The Responder is capped at 3 automated replies per thread.

Auto-respin

After reviewer comments and a 10-minute quiet period (no new comments), the daemon auto-triggers a respin — a new Build → Review → Test pass that addresses all agreed change requests. The respin pushes additional commits to the existing PR branch.

To bypass the debounce and respin immediately:

/respin <storyId>

Operator commands

All commands are Telegram messages sent in any thread the bot can see (or DM the bot).

CommandDescription
/respin <storyId>Respin reviewer comments immediately (bypasses the 10-min debounce).
/requeue <storyId>Revive a failed story from the stage it died at, with a fresh retry budget.
/restart <storyId> <stage>Re-run from an arbitrary pipeline stage (e.g., /restart 4042 plan). Valid stages: think, plan, build, review, test, ship, reflect.
/cancel <storyId>Kill the active run. Marks it failed. Cancelled runs are excluded from auto-escape.
/history <storyId>Last 30 events of the story's latest run.
/vetomerge <storyId>Block an in-progress auto-merge (send before the cooldown expires).

Auto-escape

When a pre-Ship stage fails, the daemon automatically requeues the story up to 2 times before requiring operator intervention. Auto-escape counts are per story across all runs.

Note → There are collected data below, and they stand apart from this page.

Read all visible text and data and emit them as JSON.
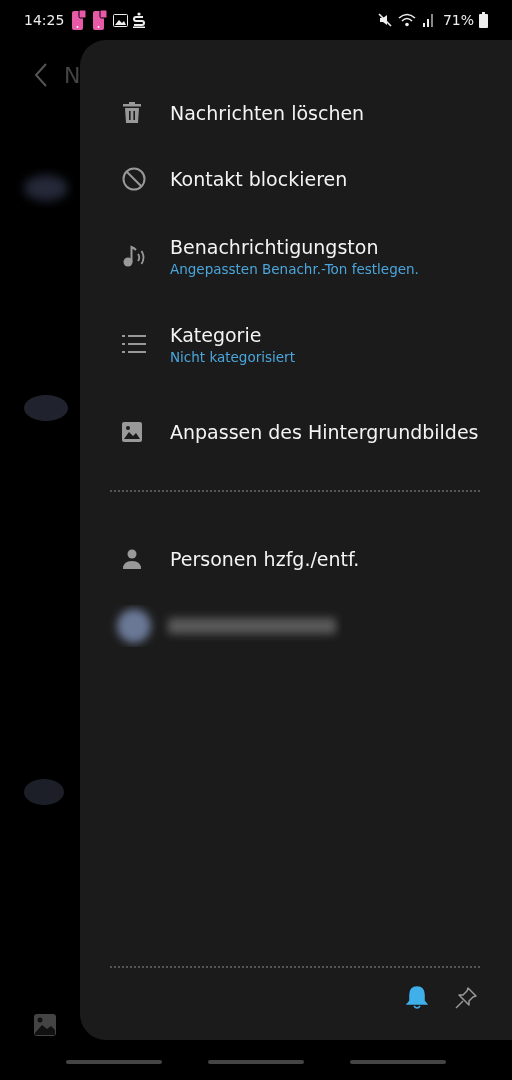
{
  "status_bar": {
    "time": "14:25",
    "battery": "71%"
  },
  "background": {
    "title": "N"
  },
  "menu": {
    "items": [
      {
        "title": "Nachrichten löschen"
      },
      {
        "title": "Kontakt blockieren"
      },
      {
        "title": "Benachrichtigungston",
        "subtitle": "Angepassten Benachr.-Ton festlegen."
      },
      {
        "title": "Kategorie",
        "subtitle": "Nicht kategorisiert"
      },
      {
        "title": "Anpassen des Hintergrundbildes"
      }
    ],
    "people": {
      "title": "Personen hzfg./entf."
    },
    "footer": {
      "notifications_on": true,
      "pinned": false
    }
  }
}
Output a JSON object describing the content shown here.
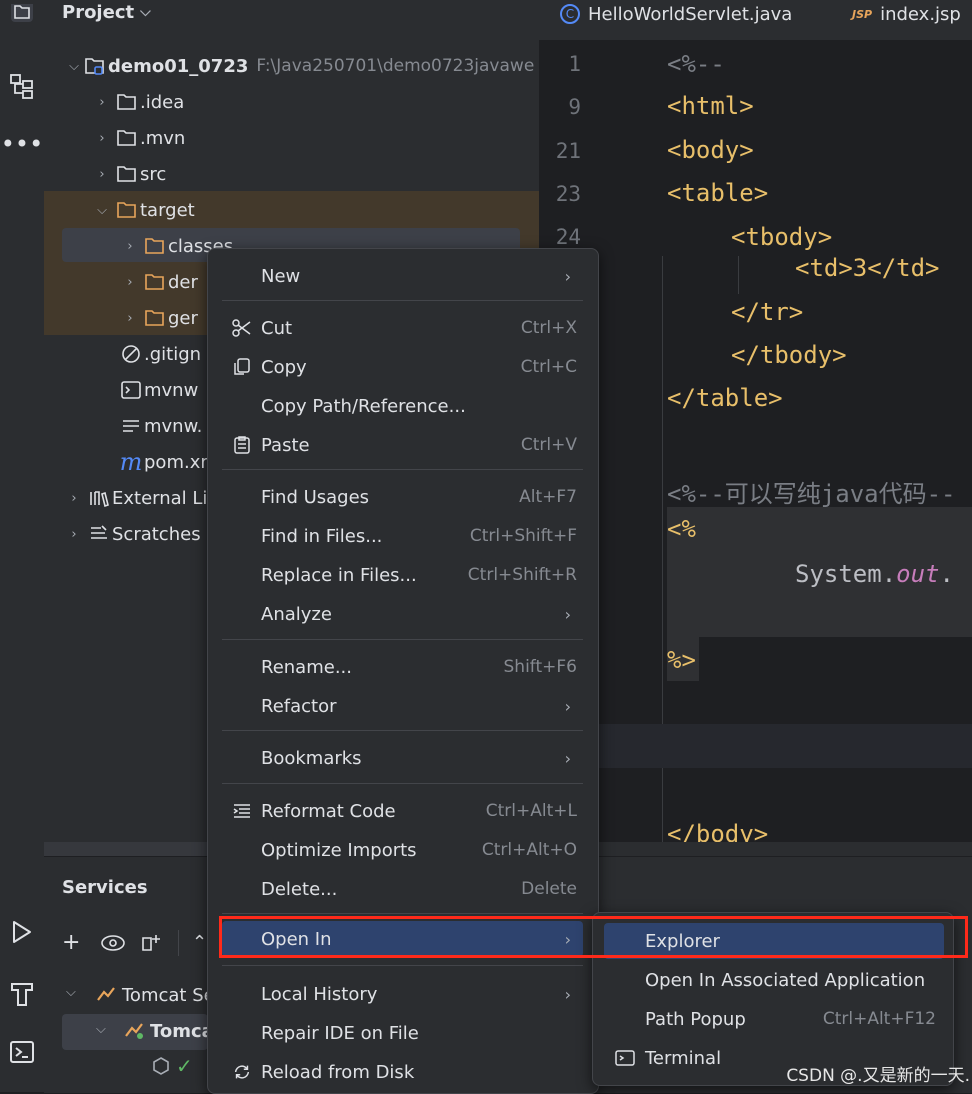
{
  "project_panel": {
    "title": "Project",
    "tree": [
      {
        "label": "demo01_0723",
        "path": "F:\\Java250701\\demo0723javawe",
        "icon": "module-folder-icon"
      },
      {
        "label": ".idea",
        "icon": "folder-icon"
      },
      {
        "label": ".mvn",
        "icon": "folder-icon"
      },
      {
        "label": "src",
        "icon": "folder-icon"
      },
      {
        "label": "target",
        "icon": "excluded-folder-icon"
      },
      {
        "label": "classes",
        "icon": "excluded-folder-icon"
      },
      {
        "label": "der",
        "icon": "excluded-folder-icon"
      },
      {
        "label": "ger",
        "icon": "excluded-folder-icon"
      },
      {
        "label": ".gitign",
        "icon": "ignore-file-icon"
      },
      {
        "label": "mvnw",
        "icon": "shell-file-icon"
      },
      {
        "label": "mvnw.",
        "icon": "text-file-icon"
      },
      {
        "label": "pom.xr",
        "icon": "maven-icon"
      },
      {
        "label": "External Li",
        "icon": "library-icon"
      },
      {
        "label": "Scratches",
        "icon": "scratches-icon"
      }
    ]
  },
  "editor": {
    "tabs": [
      {
        "label": "HelloWorldServlet.java",
        "badge": "C"
      },
      {
        "label": "index.jsp",
        "badge": "JSP"
      }
    ],
    "line_numbers": [
      "1",
      "9",
      "21",
      "23",
      "24"
    ],
    "lines": {
      "l1": "<%--",
      "l2": "<html>",
      "l3": "<body>",
      "l4": "<table>",
      "l5": "<tbody>",
      "l6": "<td>3</td>",
      "l7": "</tr>",
      "l8": "</tbody>",
      "l9": "</table>",
      "l10": "<%--可以写纯java代码--",
      "l11": "<%",
      "l12a": "System.",
      "l12b": "out",
      "l12c": ".",
      "l13": "%>",
      "l14": "</body>"
    }
  },
  "services": {
    "title": "Services",
    "items": [
      {
        "label": "Tomcat Se"
      },
      {
        "label": "Tomca"
      }
    ]
  },
  "context_menu": {
    "items": {
      "new": {
        "label": "New"
      },
      "cut": {
        "label": "Cut",
        "shortcut": "Ctrl+X"
      },
      "copy": {
        "label": "Copy",
        "shortcut": "Ctrl+C"
      },
      "copy_path": {
        "label": "Copy Path/Reference..."
      },
      "paste": {
        "label": "Paste",
        "shortcut": "Ctrl+V"
      },
      "find_usages": {
        "label": "Find Usages",
        "shortcut": "Alt+F7"
      },
      "find_in_files": {
        "label": "Find in Files...",
        "shortcut": "Ctrl+Shift+F"
      },
      "replace_in_files": {
        "label": "Replace in Files...",
        "shortcut": "Ctrl+Shift+R"
      },
      "analyze": {
        "label": "Analyze"
      },
      "rename": {
        "label": "Rename...",
        "shortcut": "Shift+F6"
      },
      "refactor": {
        "label": "Refactor"
      },
      "bookmarks": {
        "label": "Bookmarks"
      },
      "reformat": {
        "label": "Reformat Code",
        "shortcut": "Ctrl+Alt+L"
      },
      "optimize": {
        "label": "Optimize Imports",
        "shortcut": "Ctrl+Alt+O"
      },
      "delete": {
        "label": "Delete...",
        "shortcut": "Delete"
      },
      "open_in": {
        "label": "Open In"
      },
      "local_history": {
        "label": "Local History"
      },
      "repair": {
        "label": "Repair IDE on File"
      },
      "reload": {
        "label": "Reload from Disk"
      }
    }
  },
  "submenu": {
    "items": {
      "explorer": {
        "label": "Explorer"
      },
      "associated": {
        "label": "Open In Associated Application"
      },
      "path_popup": {
        "label": "Path Popup",
        "shortcut": "Ctrl+Alt+F12"
      },
      "terminal": {
        "label": "Terminal"
      }
    }
  },
  "watermark": "CSDN @.又是新的一天.",
  "colors": {
    "selection": "#2e436e",
    "highlight_box": "#ff2a1a",
    "excluded_folder": "#e8a55b"
  }
}
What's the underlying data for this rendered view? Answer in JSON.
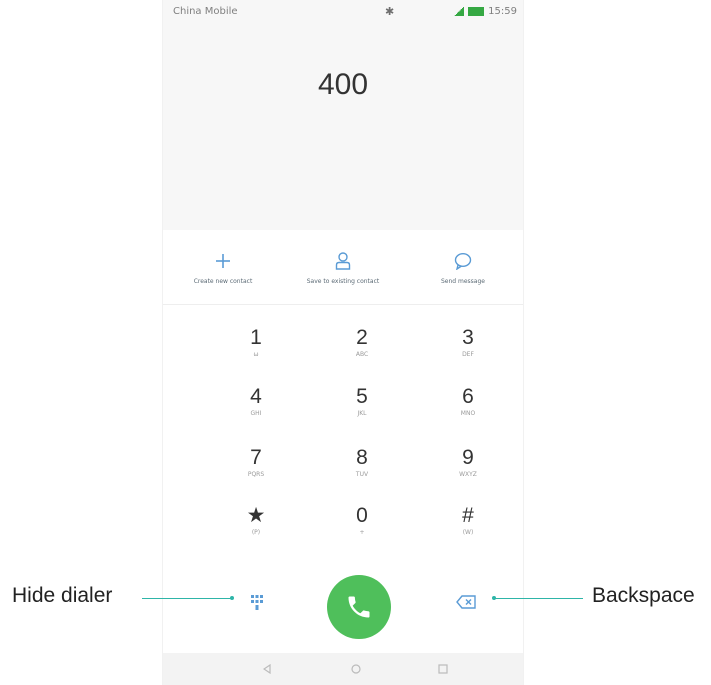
{
  "status_bar": {
    "carrier": "China Mobile",
    "time": "15:59"
  },
  "dialer": {
    "number": "400"
  },
  "quick_actions": [
    {
      "label": "Create new contact",
      "icon": "plus-icon"
    },
    {
      "label": "Save to existing contact",
      "icon": "person-icon"
    },
    {
      "label": "Send message",
      "icon": "message-icon"
    }
  ],
  "keypad": [
    {
      "digit": "1",
      "letters": "ω"
    },
    {
      "digit": "2",
      "letters": "ABC"
    },
    {
      "digit": "3",
      "letters": "DEF"
    },
    {
      "digit": "4",
      "letters": "GHI"
    },
    {
      "digit": "5",
      "letters": "JKL"
    },
    {
      "digit": "6",
      "letters": "MNO"
    },
    {
      "digit": "7",
      "letters": "PQRS"
    },
    {
      "digit": "8",
      "letters": "TUV"
    },
    {
      "digit": "9",
      "letters": "WXYZ"
    },
    {
      "digit": "★",
      "letters": "(P)"
    },
    {
      "digit": "0",
      "letters": "+"
    },
    {
      "digit": "#",
      "letters": "(W)"
    }
  ],
  "bottom_controls": {
    "hide_dialer_icon": "dialpad-collapse-icon",
    "call_icon": "phone-icon",
    "backspace_icon": "backspace-icon"
  },
  "callouts": {
    "hide_dialer": "Hide dialer",
    "backspace": "Backspace"
  },
  "colors": {
    "call_button": "#4fbf5b",
    "accent_blue": "#5a9bd5",
    "callout_line": "#2eb5a8",
    "status_green": "#35a843"
  }
}
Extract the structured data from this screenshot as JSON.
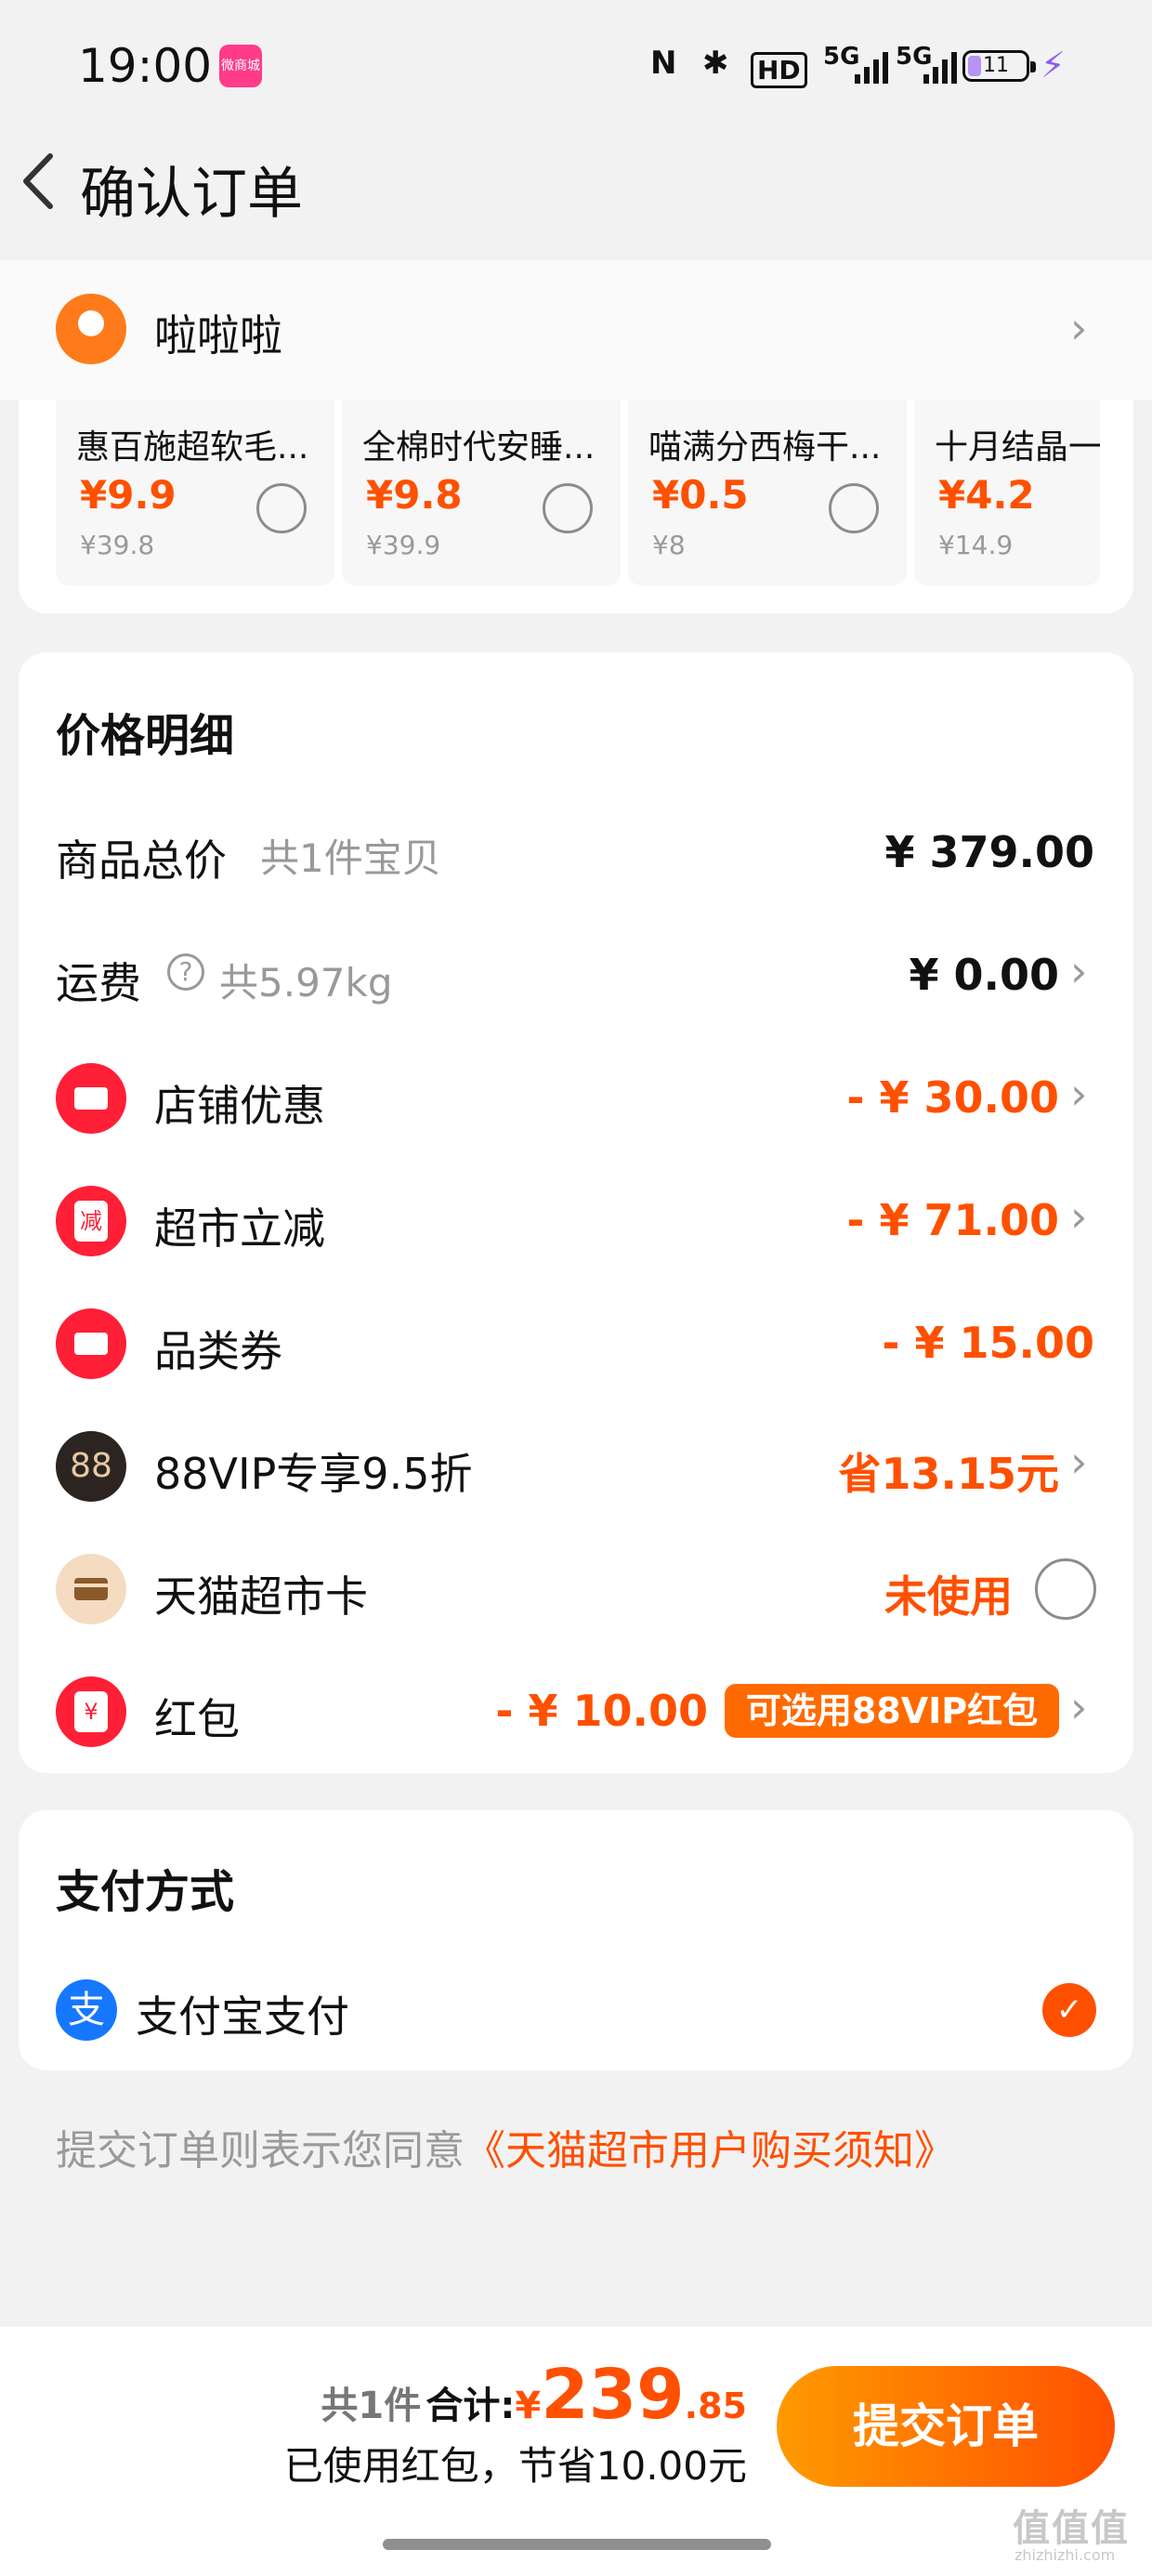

At the cap, the run is marked needs_review and you receive a single Telegram notification. Use /requeue or /restart to resume, or /cancel to abandon.


Approving / reviewing the PR

The PR was opened by the agent; code review and merge are still human decisions. Review the diff in ADO (or GitHub) as you normally would. The agent's QA evidence (Critic findings, Inspector results) is in the PR description.

If you want the agent to address your review comments: leave them on the PR, then optionally use /respin <storyId> to trigger the respin immediately rather than waiting for the auto-respin debounce.

Auto-merge

Auto-merge is opt-in and off by default. See Concepts — Auto-merge and Configure — auto_merge.

Internal Veloxcore tool — not a public product.